The normal development of the heart comprises a highly regulated machinery of genetic events, involving transcriptional factors. Congenital heart disease (CHD), have been associated with chromosomal abnormalities and copy number variants (CNVs). Our goal was to investigate through the multiplex ligation-dependent probe amplification (MLPA) technique, the presence of CNVs in reference genes for normal cardiac development in patients with CHD. GATA4 , NKX2-5 , TBX5 , BMP4 , and CRELD1 genes and 22q11.2 chromosome region were analyzed in 207 children with CHD admitted for the first time in a cardiac intensive care unit from a pediatric hospital. CNVs were detected in seven patients (3.4%): four had a 22q11.2 deletion (22q11DS) (1.9%), two had a GATA4 deletion (1%) and one had a 22q11.2 duplication (0.5%). No patients with CNVs in the NKX2-5 , TBX5 , BMP4 , and CRELD1 genes were identified. GATA4 deletions appear to be present in a significant number of CHD patients, especially those with septal defects, persistent left superior vena cava, pulmonary artery abnormalities, and extracardiac findings. GATA4 screening seems to be more effective when directed to these CHDs. The investigation of CNVs in GATA4 and 22q11 chromosome region in patients with CHD is important to anticipating the diagnosis, and to contributing to family planning.

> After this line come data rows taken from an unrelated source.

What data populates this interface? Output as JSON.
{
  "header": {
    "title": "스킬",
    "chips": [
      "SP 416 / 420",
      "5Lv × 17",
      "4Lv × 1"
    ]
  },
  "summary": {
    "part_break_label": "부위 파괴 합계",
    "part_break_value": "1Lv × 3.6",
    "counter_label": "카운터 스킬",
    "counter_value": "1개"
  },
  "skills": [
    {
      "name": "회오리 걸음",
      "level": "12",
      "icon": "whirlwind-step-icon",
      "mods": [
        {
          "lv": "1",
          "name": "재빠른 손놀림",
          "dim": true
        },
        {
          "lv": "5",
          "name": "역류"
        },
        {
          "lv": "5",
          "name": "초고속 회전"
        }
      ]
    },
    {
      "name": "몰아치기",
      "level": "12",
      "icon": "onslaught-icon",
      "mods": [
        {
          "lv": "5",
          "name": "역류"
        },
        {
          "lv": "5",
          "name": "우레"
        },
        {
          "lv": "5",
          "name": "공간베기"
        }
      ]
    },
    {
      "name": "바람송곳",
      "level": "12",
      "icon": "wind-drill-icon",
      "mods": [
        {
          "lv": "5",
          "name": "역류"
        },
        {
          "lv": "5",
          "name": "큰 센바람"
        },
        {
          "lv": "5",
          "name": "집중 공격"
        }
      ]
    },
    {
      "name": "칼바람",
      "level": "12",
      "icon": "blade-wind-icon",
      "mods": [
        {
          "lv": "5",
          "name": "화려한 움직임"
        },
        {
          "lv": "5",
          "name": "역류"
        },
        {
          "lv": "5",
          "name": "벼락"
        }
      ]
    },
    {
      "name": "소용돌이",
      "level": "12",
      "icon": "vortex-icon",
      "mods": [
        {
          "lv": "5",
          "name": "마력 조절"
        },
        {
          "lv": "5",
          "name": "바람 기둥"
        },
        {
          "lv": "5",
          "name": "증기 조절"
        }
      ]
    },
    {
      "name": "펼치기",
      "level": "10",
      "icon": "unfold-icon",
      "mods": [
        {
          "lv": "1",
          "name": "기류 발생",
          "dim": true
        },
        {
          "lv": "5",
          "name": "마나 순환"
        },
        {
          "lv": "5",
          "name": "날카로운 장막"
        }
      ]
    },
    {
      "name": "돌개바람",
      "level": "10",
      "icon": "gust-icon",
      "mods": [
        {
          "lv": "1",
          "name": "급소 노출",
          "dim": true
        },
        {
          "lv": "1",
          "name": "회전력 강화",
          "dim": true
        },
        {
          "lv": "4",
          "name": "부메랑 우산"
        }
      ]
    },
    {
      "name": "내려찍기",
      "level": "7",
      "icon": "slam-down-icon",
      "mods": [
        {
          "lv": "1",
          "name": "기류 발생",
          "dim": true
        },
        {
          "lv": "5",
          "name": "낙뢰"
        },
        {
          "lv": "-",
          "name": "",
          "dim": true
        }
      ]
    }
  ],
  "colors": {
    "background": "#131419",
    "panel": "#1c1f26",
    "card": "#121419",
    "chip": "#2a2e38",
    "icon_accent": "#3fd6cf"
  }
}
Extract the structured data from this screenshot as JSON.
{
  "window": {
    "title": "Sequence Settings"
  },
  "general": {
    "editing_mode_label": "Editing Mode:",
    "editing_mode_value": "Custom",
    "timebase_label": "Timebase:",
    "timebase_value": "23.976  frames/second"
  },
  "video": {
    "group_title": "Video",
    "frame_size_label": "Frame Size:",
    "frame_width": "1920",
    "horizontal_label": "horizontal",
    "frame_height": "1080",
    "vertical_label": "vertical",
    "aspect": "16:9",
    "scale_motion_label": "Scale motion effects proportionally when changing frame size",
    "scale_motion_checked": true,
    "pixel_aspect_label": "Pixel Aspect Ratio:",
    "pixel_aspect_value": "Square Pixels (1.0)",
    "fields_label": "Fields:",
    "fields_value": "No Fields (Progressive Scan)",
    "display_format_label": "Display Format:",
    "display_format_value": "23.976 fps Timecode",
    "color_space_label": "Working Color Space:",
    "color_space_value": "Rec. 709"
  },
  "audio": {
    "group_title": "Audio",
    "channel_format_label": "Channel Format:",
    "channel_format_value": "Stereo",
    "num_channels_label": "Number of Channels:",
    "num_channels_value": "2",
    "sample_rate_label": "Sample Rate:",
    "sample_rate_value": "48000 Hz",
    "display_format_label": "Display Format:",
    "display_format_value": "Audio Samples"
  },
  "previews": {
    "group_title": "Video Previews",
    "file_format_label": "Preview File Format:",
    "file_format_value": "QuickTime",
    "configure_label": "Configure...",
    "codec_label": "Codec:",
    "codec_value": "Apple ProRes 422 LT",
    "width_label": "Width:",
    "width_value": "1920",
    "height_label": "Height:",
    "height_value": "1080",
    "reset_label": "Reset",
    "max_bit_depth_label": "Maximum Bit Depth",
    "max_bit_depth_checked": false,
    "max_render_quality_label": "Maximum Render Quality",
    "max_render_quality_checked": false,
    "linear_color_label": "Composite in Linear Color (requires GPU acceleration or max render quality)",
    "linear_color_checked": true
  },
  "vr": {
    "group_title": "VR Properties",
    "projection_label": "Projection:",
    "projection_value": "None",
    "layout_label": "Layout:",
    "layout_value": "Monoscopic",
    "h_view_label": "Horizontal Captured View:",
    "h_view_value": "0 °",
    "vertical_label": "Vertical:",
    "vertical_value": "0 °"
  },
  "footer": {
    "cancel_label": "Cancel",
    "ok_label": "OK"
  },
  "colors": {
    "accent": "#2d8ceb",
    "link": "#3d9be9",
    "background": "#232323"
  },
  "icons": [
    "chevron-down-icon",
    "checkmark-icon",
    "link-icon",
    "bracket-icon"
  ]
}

Keywords: 22q11 deletion syndrome; GATA4 transcription factor; congenital; heart defects.

Fig. 1

Multiplex ligation dependent probe amplification (MLPA) P311-B1 CHD analysis. MLPA analysis ( A ) positive for deletion of the GATA4 (patients 1 and 2); ( B ) positive for 22q11.2DS (patients 3, 4, 5, and 6), and ( C ) positive for 22q11DupS (patient 7). Reference values: DQ, dosage quotient; Normal, between red and blue lines; 0.80 < DQ < 1.2; heterozygous deletion (red dots) 0.40 < DQ < 0.65; heterozygous duplication (blue dots) 1.30 < DQ < 1.65.